We also use cross-validation to discern which variables from our four training set cities best explain bike share trips. Finally, we estimated many different models across three separate types of predictive algorithms – Linear Regression (OLS), Random Forest and Gradient Boosting. The predictions range considerably depending on the algorithm used.
Analyzing the predictions
The table below shows the predicted count of bike share trips in Philadelphia according to the three predictive algorithms we used. We then display the geographic extent of the predictions in Philadelphia.
The spatial distribution of predicted bike share trips in Philadelphia
Of the three predictive algorithms, the gradient boosting routine is best able to deal with the (non-linear) local spatial nuance of bike share departures across the four training set cities.

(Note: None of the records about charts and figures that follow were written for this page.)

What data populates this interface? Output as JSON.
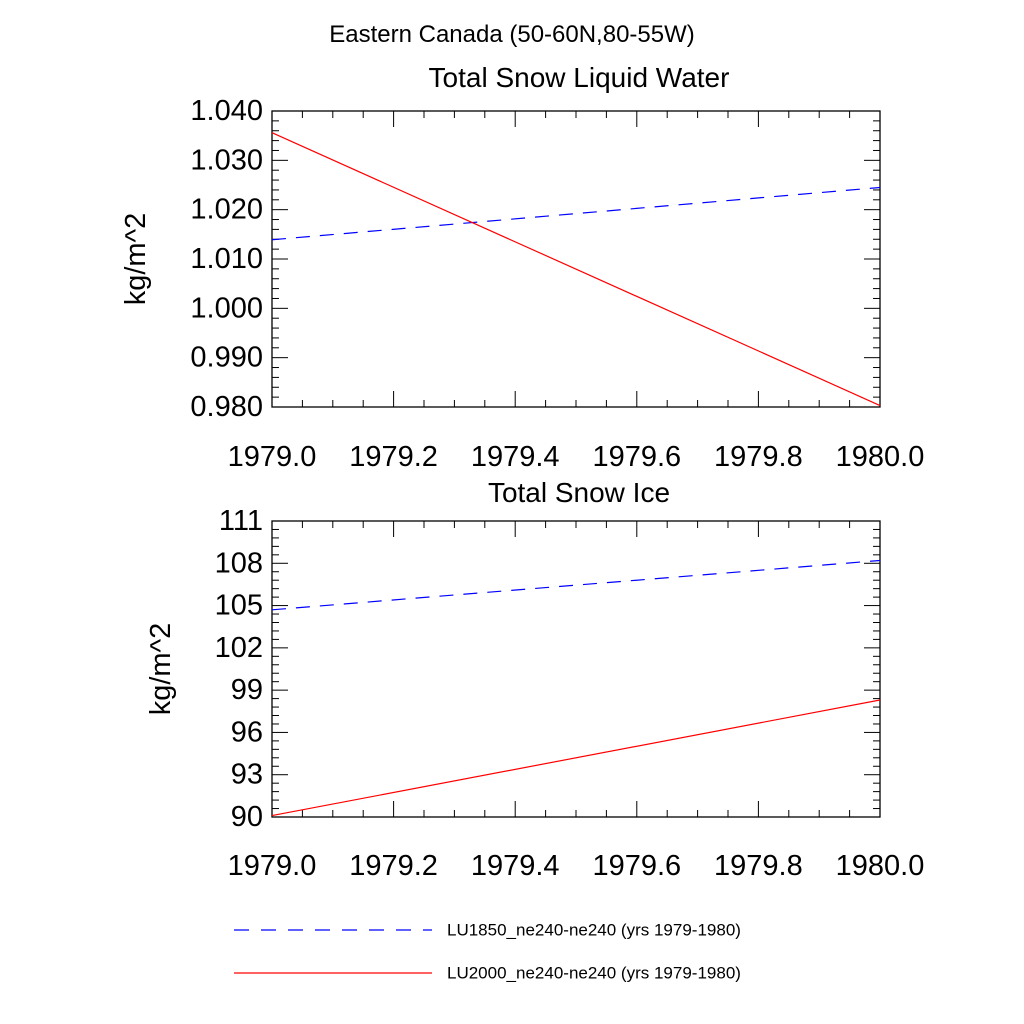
{
  "figure": {
    "title": "Eastern Canada (50-60N,80-55W)"
  },
  "chart_data": [
    {
      "type": "line",
      "title": "Total Snow Liquid Water",
      "xlabel": "",
      "ylabel": "kg/m^2",
      "xlim": [
        1979.0,
        1980.0
      ],
      "ylim": [
        0.98,
        1.04
      ],
      "x_ticks": [
        "1979.0",
        "1979.2",
        "1979.4",
        "1979.6",
        "1979.8",
        "1980.0"
      ],
      "y_ticks": [
        "0.980",
        "0.990",
        "1.000",
        "1.010",
        "1.020",
        "1.030",
        "1.040"
      ],
      "grid": false,
      "series": [
        {
          "name": "LU1850_ne240-ne240 (yrs 1979-1980)",
          "color": "#0000ff",
          "dash": "dashed",
          "x": [
            1979.0,
            1980.0
          ],
          "y": [
            1.0139,
            1.0245
          ]
        },
        {
          "name": "LU2000_ne240-ne240 (yrs 1979-1980)",
          "color": "#ff0000",
          "dash": "solid",
          "x": [
            1979.0,
            1980.0
          ],
          "y": [
            1.0356,
            0.9803
          ]
        }
      ]
    },
    {
      "type": "line",
      "title": "Total Snow Ice",
      "xlabel": "",
      "ylabel": "kg/m^2",
      "xlim": [
        1979.0,
        1980.0
      ],
      "ylim": [
        90,
        111
      ],
      "x_ticks": [
        "1979.0",
        "1979.2",
        "1979.4",
        "1979.6",
        "1979.8",
        "1980.0"
      ],
      "y_ticks": [
        "90",
        "93",
        "96",
        "99",
        "102",
        "105",
        "108",
        "111"
      ],
      "grid": false,
      "series": [
        {
          "name": "LU1850_ne240-ne240 (yrs 1979-1980)",
          "color": "#0000ff",
          "dash": "dashed",
          "x": [
            1979.0,
            1980.0
          ],
          "y": [
            104.7,
            108.2
          ]
        },
        {
          "name": "LU2000_ne240-ne240 (yrs 1979-1980)",
          "color": "#ff0000",
          "dash": "solid",
          "x": [
            1979.0,
            1980.0
          ],
          "y": [
            90.1,
            98.3
          ]
        }
      ]
    }
  ],
  "legend": {
    "placement": "bottom",
    "items": [
      {
        "label": "LU1850_ne240-ne240 (yrs 1979-1980)",
        "color": "#0000ff",
        "dash": "dashed"
      },
      {
        "label": "LU2000_ne240-ne240 (yrs 1979-1980)",
        "color": "#ff0000",
        "dash": "solid"
      }
    ]
  }
}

This model predicts 267,211 trips in the first 4 months of Philadelphia’s bike share system. Now that it has been more than 4 months since Philadelphia’s system debuted, we know that the model predicts just 17% more trips than actually occurred.

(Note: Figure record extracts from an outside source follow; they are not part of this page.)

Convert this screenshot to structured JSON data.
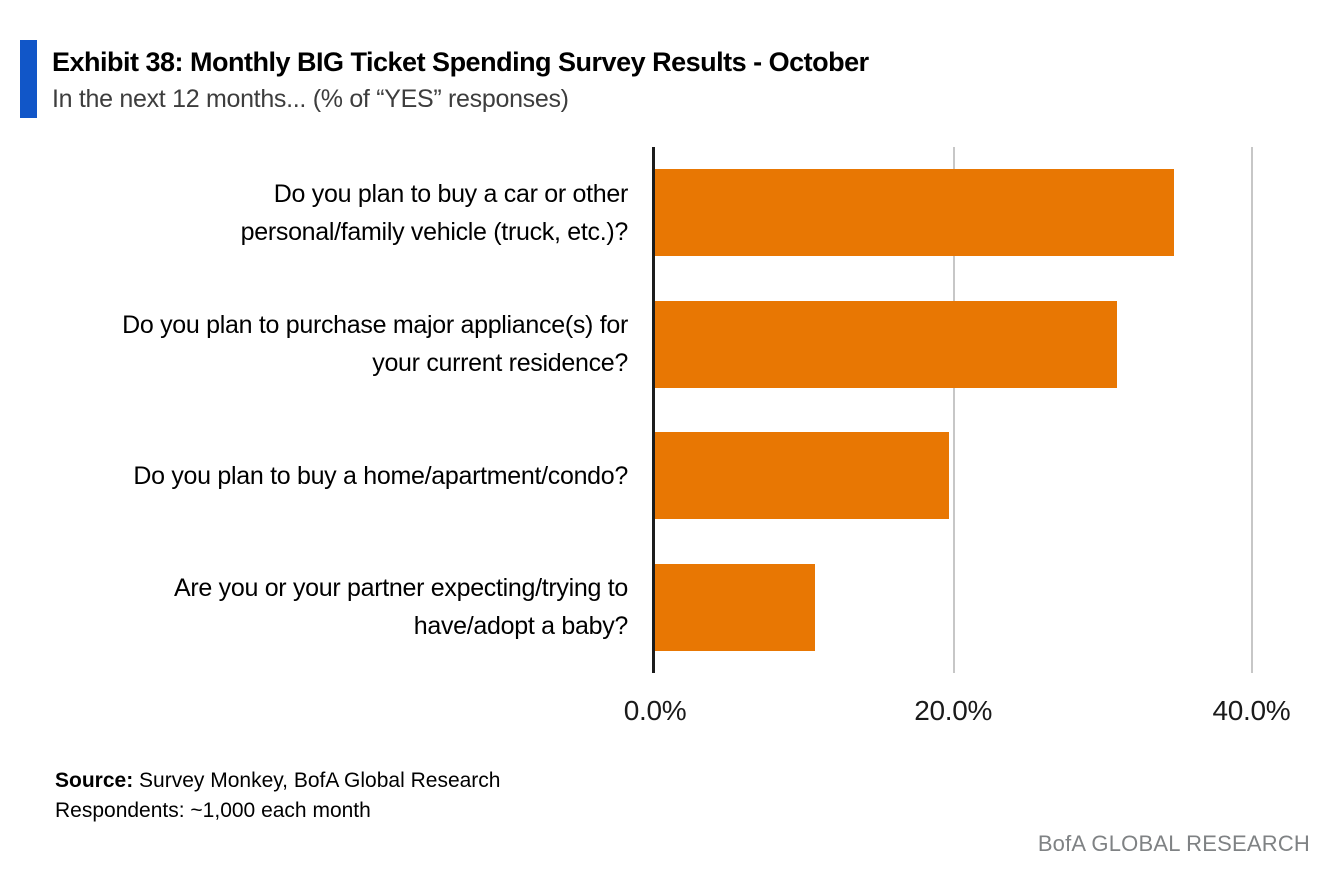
{
  "header": {
    "title": "Exhibit 38: Monthly BIG Ticket Spending Survey Results - October",
    "subtitle": "In the next 12 months... (% of “YES” responses)",
    "accent_color": "#1156C8"
  },
  "chart_data": {
    "type": "bar",
    "orientation": "horizontal",
    "title": "Exhibit 38: Monthly BIG Ticket Spending Survey Results - October",
    "subtitle": "In the next 12 months... (% of “YES” responses)",
    "categories": [
      "Do you plan to buy a car or other\npersonal/family vehicle (truck, etc.)?",
      "Do you plan to purchase major appliance(s) for\nyour current residence?",
      "Do you plan to buy a home/apartment/condo?",
      "Are you or your partner expecting/trying to\nhave/adopt a baby?"
    ],
    "values": [
      34.8,
      31.0,
      19.7,
      10.7
    ],
    "value_unit": "%",
    "x_ticks": [
      "0.0%",
      "20.0%",
      "40.0%"
    ],
    "x_tick_values": [
      0,
      20,
      40
    ],
    "gridline_values": [
      20,
      40
    ],
    "xlim": [
      0,
      45
    ],
    "grid": "vertical",
    "legend": "none",
    "bar_color": "#E87703",
    "axis_color": "#1c1c1c",
    "gridline_color": "#c7c7c7"
  },
  "footer": {
    "source_label": "Source:",
    "source_text": " Survey Monkey, BofA Global Research",
    "respondents": "Respondents: ~1,000 each month",
    "branding": "BofA GLOBAL RESEARCH"
  }
}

This is an incredibly strong error rate particularly given that the model was trained on just four cities with minimal feature engineering.

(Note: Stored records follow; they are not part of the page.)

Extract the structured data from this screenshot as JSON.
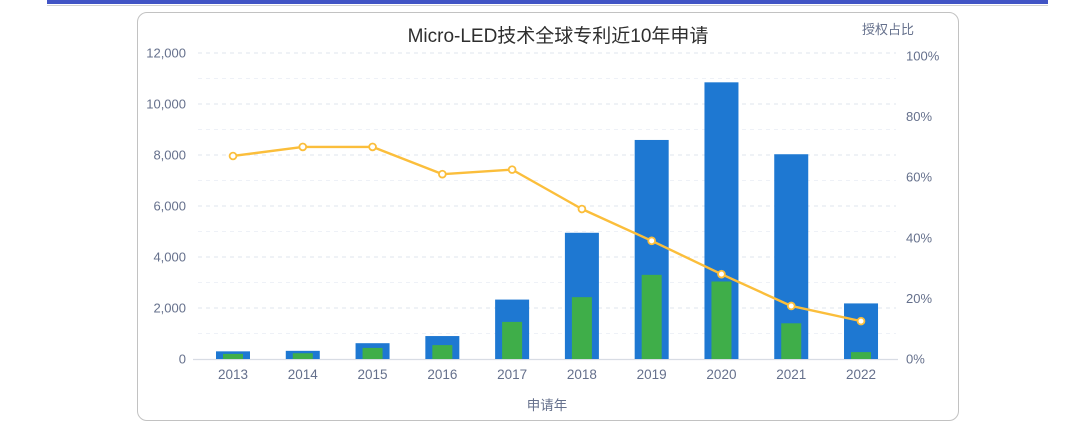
{
  "page": {
    "top_divider_color": "#4154c5"
  },
  "chart_data": {
    "type": "bar",
    "subtype": "stacked-bar-with-line",
    "title": "Micro-LED技术全球专利近10年申请",
    "x_axis_label": "申请年",
    "right_axis_label": "授权占比",
    "categories": [
      "2013",
      "2014",
      "2015",
      "2016",
      "2017",
      "2018",
      "2019",
      "2020",
      "2021",
      "2022"
    ],
    "series": {
      "applications_bar": {
        "color": "#1e78d2",
        "values": [
          300,
          320,
          620,
          900,
          2330,
          4950,
          8590,
          10850,
          8030,
          2180
        ]
      },
      "granted_bar": {
        "color": "#3fae49",
        "values": [
          200,
          225,
          435,
          545,
          1455,
          2425,
          3300,
          3040,
          1400,
          270
        ]
      },
      "grant_ratio_line": {
        "color": "#fbbe3b",
        "marker_fill": "#ffffff",
        "values_percent": [
          67,
          70,
          70,
          61,
          62.5,
          49.5,
          39,
          28,
          17.5,
          12.5
        ]
      }
    },
    "left_axis": {
      "min": 0,
      "max": 12000,
      "step": 2000,
      "tick_labels": [
        "0",
        "2,000",
        "4,000",
        "6,000",
        "8,000",
        "10,000",
        "12,000"
      ]
    },
    "right_axis": {
      "min": 0,
      "max": 100,
      "step": 20,
      "tick_labels": [
        "0%",
        "20%",
        "40%",
        "60%",
        "80%",
        "100%"
      ]
    },
    "grid": {
      "major_line_color": "#dfe4ed",
      "minor_line_color": "#eef1f7",
      "axis_line_color": "#d8dce4",
      "label_color": "#65708c",
      "grid_dashed": true,
      "legend": "none"
    }
  }
}
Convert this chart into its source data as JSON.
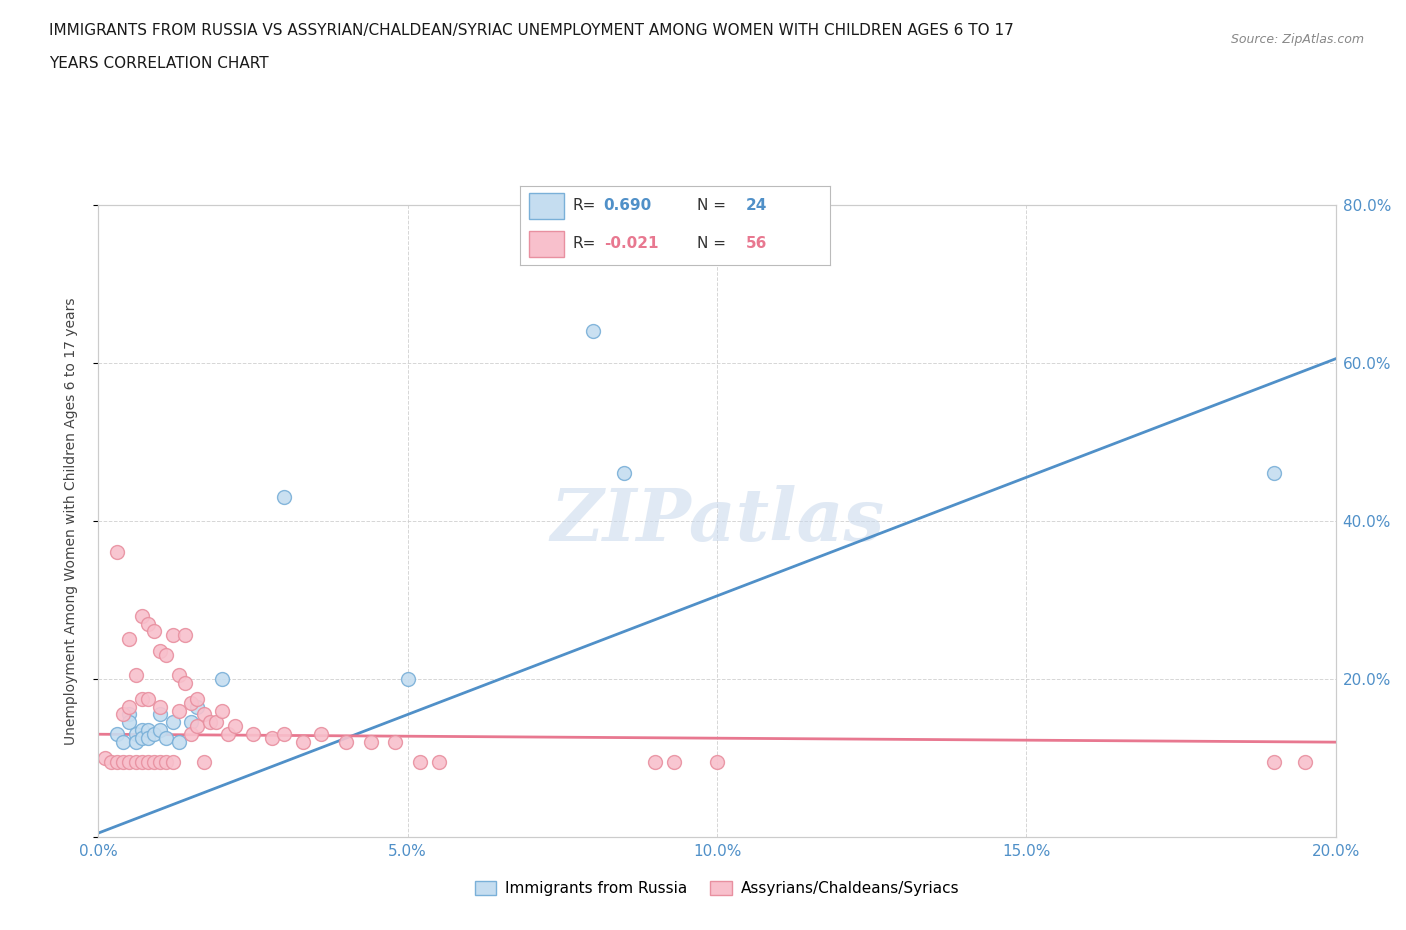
{
  "title_line1": "IMMIGRANTS FROM RUSSIA VS ASSYRIAN/CHALDEAN/SYRIAC UNEMPLOYMENT AMONG WOMEN WITH CHILDREN AGES 6 TO 17",
  "title_line2": "YEARS CORRELATION CHART",
  "source": "Source: ZipAtlas.com",
  "ylabel": "Unemployment Among Women with Children Ages 6 to 17 years",
  "xlim": [
    0.0,
    0.2
  ],
  "ylim": [
    0.0,
    0.8
  ],
  "xticks": [
    0.0,
    0.05,
    0.1,
    0.15,
    0.2
  ],
  "yticks": [
    0.0,
    0.2,
    0.4,
    0.6,
    0.8
  ],
  "xtick_labels": [
    "0.0%",
    "5.0%",
    "10.0%",
    "15.0%",
    "20.0%"
  ],
  "ytick_labels": [
    "",
    "20.0%",
    "40.0%",
    "60.0%",
    "80.0%"
  ],
  "watermark_text": "ZIPatlas",
  "color_russia": "#c5ddf0",
  "color_russia_edge": "#7ab0d8",
  "color_assyrian": "#f8c0cc",
  "color_assyrian_edge": "#e890a0",
  "color_russia_line": "#5090c8",
  "color_assyrian_line": "#e87890",
  "russia_x": [
    0.003,
    0.004,
    0.005,
    0.005,
    0.006,
    0.006,
    0.007,
    0.007,
    0.008,
    0.008,
    0.009,
    0.01,
    0.01,
    0.011,
    0.012,
    0.013,
    0.015,
    0.016,
    0.02,
    0.03,
    0.05,
    0.08,
    0.085,
    0.19
  ],
  "russia_y": [
    0.13,
    0.12,
    0.155,
    0.145,
    0.13,
    0.12,
    0.135,
    0.125,
    0.135,
    0.125,
    0.13,
    0.155,
    0.135,
    0.125,
    0.145,
    0.12,
    0.145,
    0.165,
    0.2,
    0.43,
    0.2,
    0.64,
    0.46,
    0.46
  ],
  "assyrian_x": [
    0.001,
    0.002,
    0.003,
    0.003,
    0.004,
    0.004,
    0.005,
    0.005,
    0.005,
    0.006,
    0.006,
    0.007,
    0.007,
    0.007,
    0.008,
    0.008,
    0.008,
    0.009,
    0.009,
    0.01,
    0.01,
    0.01,
    0.011,
    0.011,
    0.012,
    0.012,
    0.013,
    0.013,
    0.014,
    0.014,
    0.015,
    0.015,
    0.016,
    0.016,
    0.017,
    0.017,
    0.018,
    0.019,
    0.02,
    0.021,
    0.022,
    0.025,
    0.028,
    0.03,
    0.033,
    0.036,
    0.04,
    0.044,
    0.048,
    0.052,
    0.055,
    0.09,
    0.093,
    0.1,
    0.19,
    0.195
  ],
  "assyrian_y": [
    0.1,
    0.095,
    0.36,
    0.095,
    0.155,
    0.095,
    0.25,
    0.165,
    0.095,
    0.205,
    0.095,
    0.28,
    0.175,
    0.095,
    0.27,
    0.175,
    0.095,
    0.26,
    0.095,
    0.235,
    0.165,
    0.095,
    0.23,
    0.095,
    0.255,
    0.095,
    0.205,
    0.16,
    0.255,
    0.195,
    0.17,
    0.13,
    0.175,
    0.14,
    0.155,
    0.095,
    0.145,
    0.145,
    0.16,
    0.13,
    0.14,
    0.13,
    0.125,
    0.13,
    0.12,
    0.13,
    0.12,
    0.12,
    0.12,
    0.095,
    0.095,
    0.095,
    0.095,
    0.095,
    0.095,
    0.095
  ],
  "russia_trend_x": [
    0.0,
    0.2
  ],
  "russia_trend_y": [
    0.005,
    0.605
  ],
  "assyrian_trend_x": [
    0.0,
    0.2
  ],
  "assyrian_trend_y": [
    0.13,
    0.12
  ],
  "background_color": "#ffffff",
  "grid_color": "#cccccc",
  "tick_color": "#5090c8"
}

This is even more exciting given that of the nearly 5 million bike share trips used to generate these predictions, 76% of those come from New York City – an urban context certainly unto itself. Despite this and despite the fact that the Philadelphia station locations were simulated, the model is still able to make very accurate predictions.
Total number of bike share trips by city used in the analysis
So how does this analysis make us smarter about how we plan bike share systems?
Let’s democratize the planning process by placing these powerful empirical tools into the hands of smaller communities for free to help them plan their own systems
The above (mock) web site would give smaller communities a free tool that could inform planners, based on the experience in other cities (the predictions), if the benefits of bike share in their cities outweigh the costs.
The workflow would be as follows:
- Planners, non-profits, city officials or even students could compile the requisite open data in a GIS system and upload the GIS shapefile onto the site.
- The site would verify that the data is formatted correctly and then provide a series of descriptive statistics that inform the user whether the predictive model is generalizable to their city.
- The site would then “stamp” each census block group with the predicted number of trips and allow the user to visualize the spatial distribution of trips.
- The site would then allow the user to conduct a simple cost/benefit evaluation.
- The value-added benefit of this tool, is if the numbers do not add up, the user can reconfigure the proposed system setup and then re-upload a new version of the data. This allows an incredibly simple and free solution from which planners can do scenario planning.
This web-based ‘planning support system’ would allow communities with little technical expertise to create actionable intelligence to help them better allocate their limited resources across space.
Let’s go back to the research question:
In cities with bike share systems, are ridership patterns sufficiently general enough that they can be used to predict bike share usage in cities without such systems?
Why does the predictive model work so well? Because it turns out that bike share users across the four training set cities share similar ‘demand-side’ characteristics. What the model is really good at is accounting for the many ‘supply-side’ differences across cities like the locations of tourist sites and hotels.
Future work would be aimed at lowering the error rate. To do this, we would need more data from more cities. A more sophisticated feature engineering process would also help us move toward a more robust predictive model.